Pero esta incorporación no era sólo una cuestión de estrategia.
También el convencimiento de que la primera persona capta de forma
verosímil o traduce de manera ajustada lo que (nos) pasa en una
investigación, donde no se habla sólo de la cosa en sí (sean las utopías o
cualquier otro fenómeno histórico) sino también, y sobre todo, de la
relación que el investigador mantiene con el acontecimiento, el proceso o
el protagonista. El investigador, lo sepa o no, relata un encuentro, un
cruce con eso que investiga. Esta incorporación de la primera persona es la
«voz media» de la que hablan Hayden White (1992) y Roland Barthes (1994),
una forma a medio camino entre la voz activa y la voz pasiva. El sujeto es,
a un tiempo, sujeto y objeto de la acción. Utilizar esta voz suponía,
cuando empecé a idear este libro, partir de una premisa de difícil
digestión para los empiristas, según la cual cuando narramos no estamos
dando cuenta de algo externo al propio relato sino que el relato genera una
relación, un encuentro, un intercambio con aquello que estudiamos.
Incorporarse de esta forma al relato implica que no existen dos momentos
secuenciales: uno, la experiencia (de la investigación); dos, el relato,
porque el relato es la experiencia. Así cada uno de nosotros iba a narrar
su experiencia con las utopías siendo al mismo tiempo el relator y uno de
los personajes, tal y como yo creía que ocurría realmente en todo proceso
de investigación. De repente me sentí invadida por un "realismo radical".
La inclusión de la primera persona no es una novedad, ni en los
relatos tradicionales sobre utopías ni en la atmósfera de los ambientes
académicos de este nuevo siglo (Okeley y Callaway 1992; Veseer, 1996;
Freedman y Frey, 2003). En los primeros ya aparecía el autor incorporado a
la narración (González de Oleaga 2009). Pero esa incorporación operaba
desde otro lugar, obedecía a la necesidad de contar con una marca de
autoridad, de dotar al texto de cierto anclaje amenazado por la exotización
del objeto. Algo así como: a pesar de lo fantástico que resulta todo esto,
«yo he estado allí» y «ví lo que vería cualquier observador». En cuanto al
clima autorreferencial que reina en muchas disciplinas no puedo por menos
que darle la bienvenida pero advirtiendo algún que otro peligro. Me parece
que originalmente la incorporación de la primera persona en los relatos de
algunas disciplinas académicas (la etnografía y ciertas corrientes
historiográficas) pretendía desafiar la muy asentada falacia cientificista,
según la cuál no hay mediación ni sesgo entre ciencia y realidad o, si los
hay, ciertos procedimientos (epistemológicos y metodológicos) nos permiten
neutralizarlos. Este trabajo es una apuesta en favor de ese desafío. Pero
hay algo más, que justifica, no sólo epistemológicamente, este giro
autobiográfico. Al incorporar la primera persona al relato se produce un
desplazamiento de la idea de verdad a la idea de responsabilidad. A pesar
de las críticas de los sectores más empiristas a esta deriva
autorreferencial (Fox-Genovese 1996; Simpson, 1996; Brownstein, 1996),
llegando a calificarla de narcisismo académico cuando no de cosas peores,
yo veo en ella la posibilidad de un deslizamiento hacia posiciones éticas y
reflexivas. Si la realidad es una masa caótica de acontecimientos a los que
los sujetos otorgan sentido y orden y si esa representación de la realidad
está atravesada, necesaria e inevitablemente por la perspectiva de quien
representa (porque no hay «ojo de dios»), el criterio de verdad no puede
ser el de adecuación entre la realidad y la representación (Todorov 1993).

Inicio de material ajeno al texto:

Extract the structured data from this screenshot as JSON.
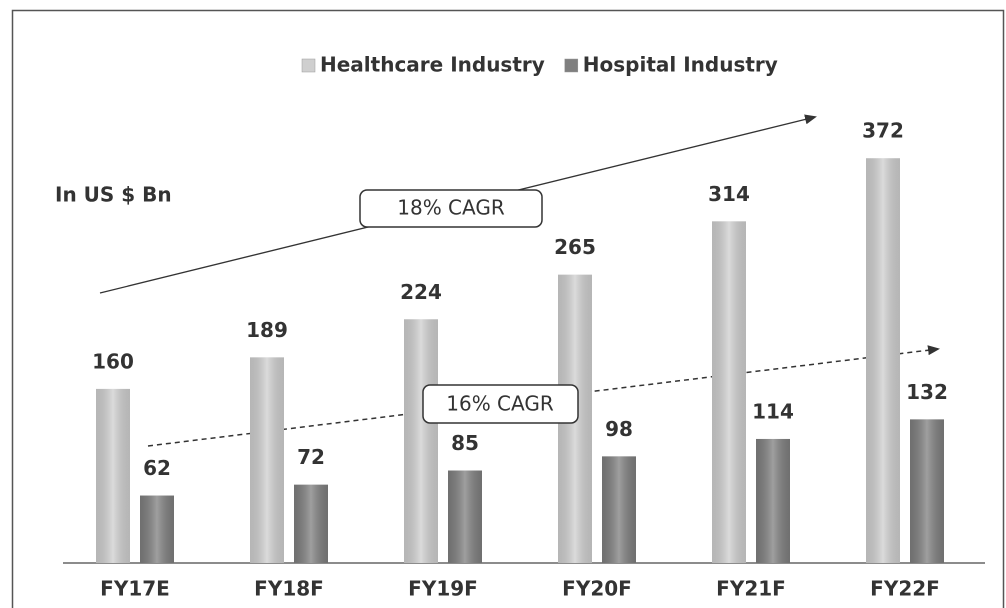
{
  "chart_data": {
    "type": "bar",
    "categories": [
      "FY17E",
      "FY18F",
      "FY19F",
      "FY20F",
      "FY21F",
      "FY22F"
    ],
    "series": [
      {
        "name": "Healthcare Industry",
        "color": "#cfcfcf",
        "values": [
          160,
          189,
          224,
          265,
          314,
          372
        ]
      },
      {
        "name": "Hospital Industry",
        "color": "#7f7f7f",
        "values": [
          62,
          72,
          85,
          98,
          114,
          132
        ]
      }
    ],
    "ylim": [
      0,
      420
    ],
    "annotations": {
      "unit": "In US $ Bn",
      "cagr_healthcare": "18% CAGR",
      "cagr_hospital": "16% CAGR"
    }
  }
}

El relato ya no es sólo una representación -más o menos ajustada- de lo
acontecido sino el resultado de una mirada interesada y parcial que tiene
que responder, dar cuenta de esa posición. Ya no se pueden mantener los
consabidos: «las cosas eran así» sino «así las ví yo». Este giro
autorreflexivo lejos está de la autocomplacencia narcisista. Más bien sitúa
al autor en una posición de responsabilidad y autoevaluación. Pero,
partiendo de esta premisa, de que todo conocimiento depende de una
perspectiva, se cercena cualquier posibilidad totalizadora del conocimiento
haciendo del diálogo y de la escucha (a las otras perspectivas) una
estrategia de conocimiento imprescindible.
La tímida incorporación de la primera persona en los relatos
académicos no siempre se ha hecho como una estrategia razonada. A veces se
ha dado por efecto mimético o por el éxito de ciertas modas académicas. Se
sustituye la tercera persona como pronombre totalizante por la primera con
las mismas características. Un yo autónomo, racional y unificado, uno de
los grandes inventos de la modernidad. No es la propuesta de este libro. No
se trata de fomentar la identificación con un sujeto de esas
características sino con un sujeto en proceso, en construcción. Para eso
son necesarias, otras dos operaciones narrativas: por un lado, una relación
no mimética con el conocimiento que proporciona el relato; por otro, la
incorporación de cierta polifonía o coralidad que recuerda y marca al
sujeto en su propia condición incompleta. A esa relación no mimética, la
voy a llamar fricción y exige una cierta responsabilidad de parte del
lector o del que está a la escucha del relato. La fricción como actitud
ante el relato no intenta despejar una verdad contenida en él sino crearla.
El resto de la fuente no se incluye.